Daily Kos

Bush gives democracy to Middle East?

Sun Mar 06, 2005 at 06:42:44 PM PDT

The Sunday talk shows made it clear this weekend that Bush is attempting to declare victory in Iraq and to take credit for a sweeping tide of democracy in the Middle East in order to silence critics of his Iraq policy. If Bush can score a victory with the debacle in Iraq, the Republicans will be able to turn Bush into a "great" president and Dems will be on the defense in foreign policy for a long time.

While, we can argue valiantly to the American people that victory has still not been achieved in Iraq, most people just want to move on thinking we won and we would merely come out looking like spoilsports, pessimists, or sore losers if we try to argue that somehow none of it matters because Bush was wrong to invade. I think a better way to go is to argue that Bush is unfairly taking credit for what the people of Iraq, Ukraine, Palestine, and Lebanon have done for themselves. Kind of like Al Gore supposedly saying he "invented the Internet."

We can't let this talking point go unchallenged, so help craft a solution as only the combined might of the pajamahadeen can.

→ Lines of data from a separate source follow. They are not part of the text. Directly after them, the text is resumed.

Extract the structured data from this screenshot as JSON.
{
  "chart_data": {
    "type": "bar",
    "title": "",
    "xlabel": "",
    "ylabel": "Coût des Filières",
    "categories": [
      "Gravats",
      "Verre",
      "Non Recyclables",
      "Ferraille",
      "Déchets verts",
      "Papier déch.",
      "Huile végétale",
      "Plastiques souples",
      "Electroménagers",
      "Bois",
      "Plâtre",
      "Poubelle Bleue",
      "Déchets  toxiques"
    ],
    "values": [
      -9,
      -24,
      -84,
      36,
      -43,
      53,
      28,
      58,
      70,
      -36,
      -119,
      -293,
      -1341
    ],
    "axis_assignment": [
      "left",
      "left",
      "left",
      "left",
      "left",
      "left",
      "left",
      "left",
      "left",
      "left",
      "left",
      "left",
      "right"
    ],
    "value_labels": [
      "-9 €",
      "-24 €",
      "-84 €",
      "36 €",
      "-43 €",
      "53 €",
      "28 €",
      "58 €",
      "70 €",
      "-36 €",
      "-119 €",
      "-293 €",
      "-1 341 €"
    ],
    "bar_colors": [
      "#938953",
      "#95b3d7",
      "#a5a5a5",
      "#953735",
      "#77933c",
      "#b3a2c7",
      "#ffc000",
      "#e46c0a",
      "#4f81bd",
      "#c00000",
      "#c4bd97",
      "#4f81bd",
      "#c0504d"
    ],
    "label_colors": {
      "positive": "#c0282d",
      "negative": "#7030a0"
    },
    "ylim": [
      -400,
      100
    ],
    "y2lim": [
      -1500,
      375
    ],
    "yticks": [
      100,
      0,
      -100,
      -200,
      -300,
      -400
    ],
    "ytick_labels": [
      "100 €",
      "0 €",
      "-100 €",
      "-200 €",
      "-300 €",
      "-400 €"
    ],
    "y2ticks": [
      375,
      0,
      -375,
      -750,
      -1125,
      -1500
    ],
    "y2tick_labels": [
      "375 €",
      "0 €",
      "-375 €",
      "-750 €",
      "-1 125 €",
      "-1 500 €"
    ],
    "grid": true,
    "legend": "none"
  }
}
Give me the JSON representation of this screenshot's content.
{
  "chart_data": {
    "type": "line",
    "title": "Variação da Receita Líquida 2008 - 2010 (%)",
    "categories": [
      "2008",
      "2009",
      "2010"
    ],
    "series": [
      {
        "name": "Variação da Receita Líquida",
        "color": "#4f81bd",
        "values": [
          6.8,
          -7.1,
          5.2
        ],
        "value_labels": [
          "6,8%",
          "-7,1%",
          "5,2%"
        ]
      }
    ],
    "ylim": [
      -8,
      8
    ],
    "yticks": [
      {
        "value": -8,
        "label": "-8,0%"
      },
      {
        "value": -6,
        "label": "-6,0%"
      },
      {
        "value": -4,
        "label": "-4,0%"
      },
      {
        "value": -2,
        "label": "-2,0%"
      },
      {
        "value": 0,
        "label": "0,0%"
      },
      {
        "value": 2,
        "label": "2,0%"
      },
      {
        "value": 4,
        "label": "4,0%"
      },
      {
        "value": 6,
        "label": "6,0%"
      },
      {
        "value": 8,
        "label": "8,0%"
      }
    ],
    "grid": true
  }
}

Bush is attempting to silence his critics by declaring a huge victory for his Bush doctrine and to say that the costs of Iraq have been worth it for not only have we toppled Saddam's regime but it seems we have given way to a new dawn of democracy in that troubled are of the world. We must not let this happen for it will hamper Democrats in the realm of foreign policy for years, if not decades, to come.
I think we should rightly point out that the election in Iraq was the result of the desire for change, and that Bush cannot take credit for what the Iraqis did themselves (in fact, in trying to show that security forces are stepping up, I heard a Republican today claim that Iraqis provided the majority of security on election day- this only helps our case).

I am even going to have to make a distasteful analogy here- It's like the Nazis taking credit for giving Jews their own homeland. After all, by perpetrating the Holocaust, Hitler gave rise to an overwhelming desire to secure a Jewish state, so by the GOP's logic, the Jews should be thanking the Nazis for Israel- a flawed analogy perhaps, but an appropriate one if you want to follow the fallacious logic of the Republican talking point.

Don't you think this deserves to be rebutted strongly? Does anyone have any ideas for how best to present the case against Bush?